Enhancer reprogramming driven by high-order assemblies of transcription factors promotes phenotypic plasticity and breast cancer endocrine resistance
Author(s) -
Mingjun Bi,
Zhao Zhang,
YiZhou Jiang,
Pengya Xue,
Hu Wang,
Zhao Lai,
Xiaoyong Fu,
Carmine De Angelis,
Yue Gong,
Gao Z,
Jianhua Ruan,
Victor X. Jin,
Elisabetta Marangoni,
Élodie Montaudon,
Christopher K. Glass,
Wei Li,
Tim Hui-Ming Huang,
ZhiMing Shao,
Rachel Schiff,
Lizhen Chen,
Zhijie Liu
Publication year - 2020
Publication title -
nature cell biology
Language(s) - English
Resource type - Journals
SCImago Journal Rank - 11.38
H-Index - 369
eISSN - 1476-4679
pISSN - 1465-7392
DOI - 10.1038/s41556-020-0514-z
Subject(s) - reprogramming , enhancer , biology , gata3 , ap 1 transcription factor , transcription factor , cancer research , downregulation and upregulation , phenotype , microbiology and biotechnology , breast cancer , cancer , genetics , gene
Acquired therapy resistance is a major problem for anticancer treatment, yet the underlying molecular mechanisms remain unclear.
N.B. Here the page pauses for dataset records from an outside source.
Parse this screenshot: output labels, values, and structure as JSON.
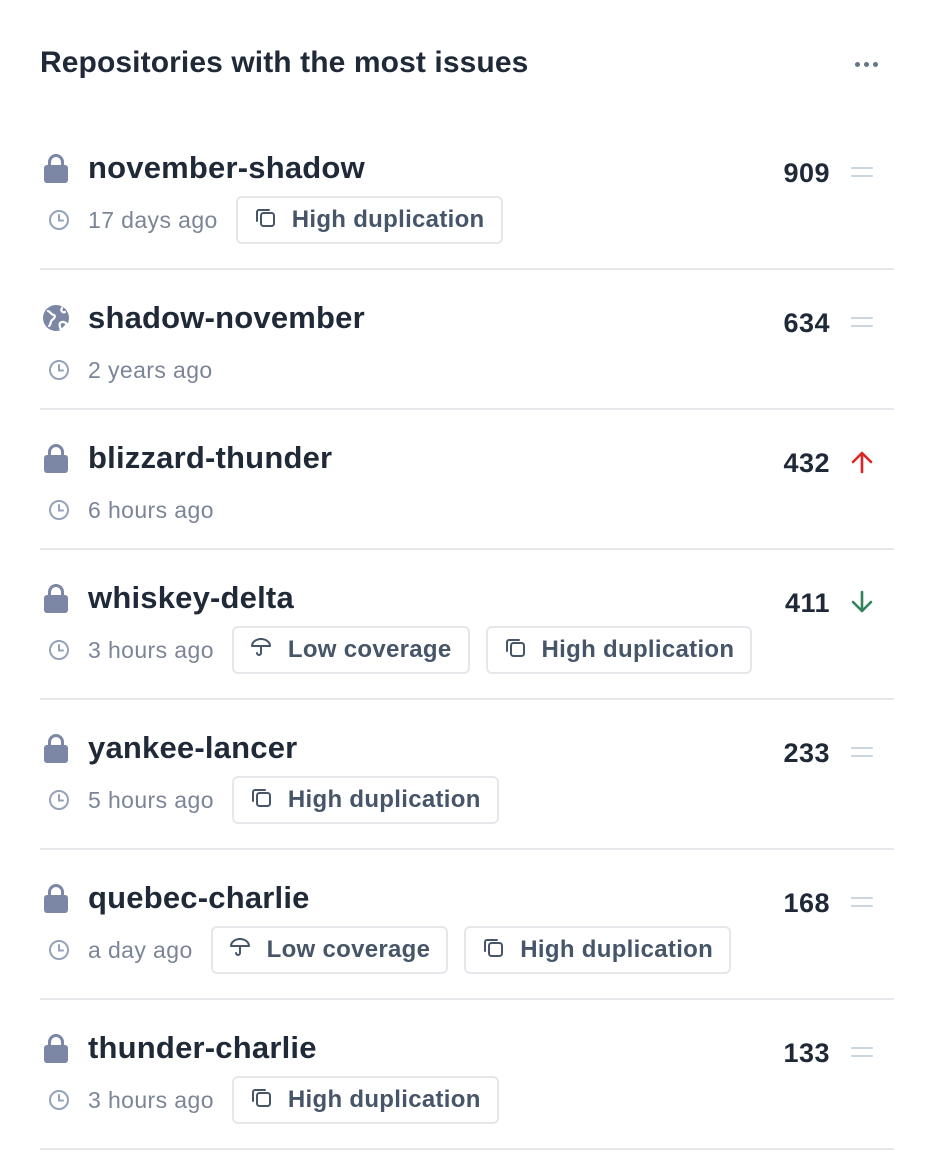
{
  "header": {
    "title": "Repositories with the most issues"
  },
  "rows": [
    {
      "name": "november-shadow",
      "visibility": "lock-icon",
      "time": "17 days ago",
      "badges": [
        "High duplication"
      ],
      "count": "909",
      "trend": "equals-icon"
    },
    {
      "name": "shadow-november",
      "visibility": "globe-icon",
      "time": "2 years ago",
      "badges": [],
      "count": "634",
      "trend": "equals-icon"
    },
    {
      "name": "blizzard-thunder",
      "visibility": "lock-icon",
      "time": "6 hours ago",
      "badges": [],
      "count": "432",
      "trend": "arrow-up-icon"
    },
    {
      "name": "whiskey-delta",
      "visibility": "lock-icon",
      "time": "3 hours ago",
      "badges": [
        "Low coverage",
        "High duplication"
      ],
      "count": "411",
      "trend": "arrow-down-icon"
    },
    {
      "name": "yankee-lancer",
      "visibility": "lock-icon",
      "time": "5 hours ago",
      "badges": [
        "High duplication"
      ],
      "count": "233",
      "trend": "equals-icon"
    },
    {
      "name": "quebec-charlie",
      "visibility": "lock-icon",
      "time": "a day ago",
      "badges": [
        "Low coverage",
        "High duplication"
      ],
      "count": "168",
      "trend": "equals-icon"
    },
    {
      "name": "thunder-charlie",
      "visibility": "lock-icon",
      "time": "3 hours ago",
      "badges": [
        "High duplication"
      ],
      "count": "133",
      "trend": "equals-icon"
    }
  ],
  "colors": {
    "trend_up": "#dc2626",
    "trend_down": "#2f855a",
    "trend_neutral": "#cbd5e1",
    "icon": "#7c87a5"
  }
}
Using an established breast cancer cellular model, we show that endocrine resistance is associated with enhanced phenotypic plasticity, indicated by a general downregulation of luminal/epithelial differentiation markers and upregulation of basal/mesenchymal invasive markers. Consistently, similar gene expression changes are found in clinical breast tumours and patient-derived xenograft samples that are resistant to endocrine therapies. Mechanistically, the differential interactions between oestrogen receptor α and other oncogenic transcription factors, exemplified by GATA3 and AP1, drive global enhancer gain/loss reprogramming, profoundly altering breast cancer transcriptional programs. Our functional studies in multiple culture and xenograft models reveal a coordinated role of GATA3 and AP1 in re-organizing enhancer landscapes and regulating cancer phenotypes. Collectively, our study suggests that differential high-order assemblies of transcription factors on enhancers trigger genome-wide enhancer reprogramming, resulting in transcriptional transitions that promote tumour phenotypic plasticity and therapy resistance.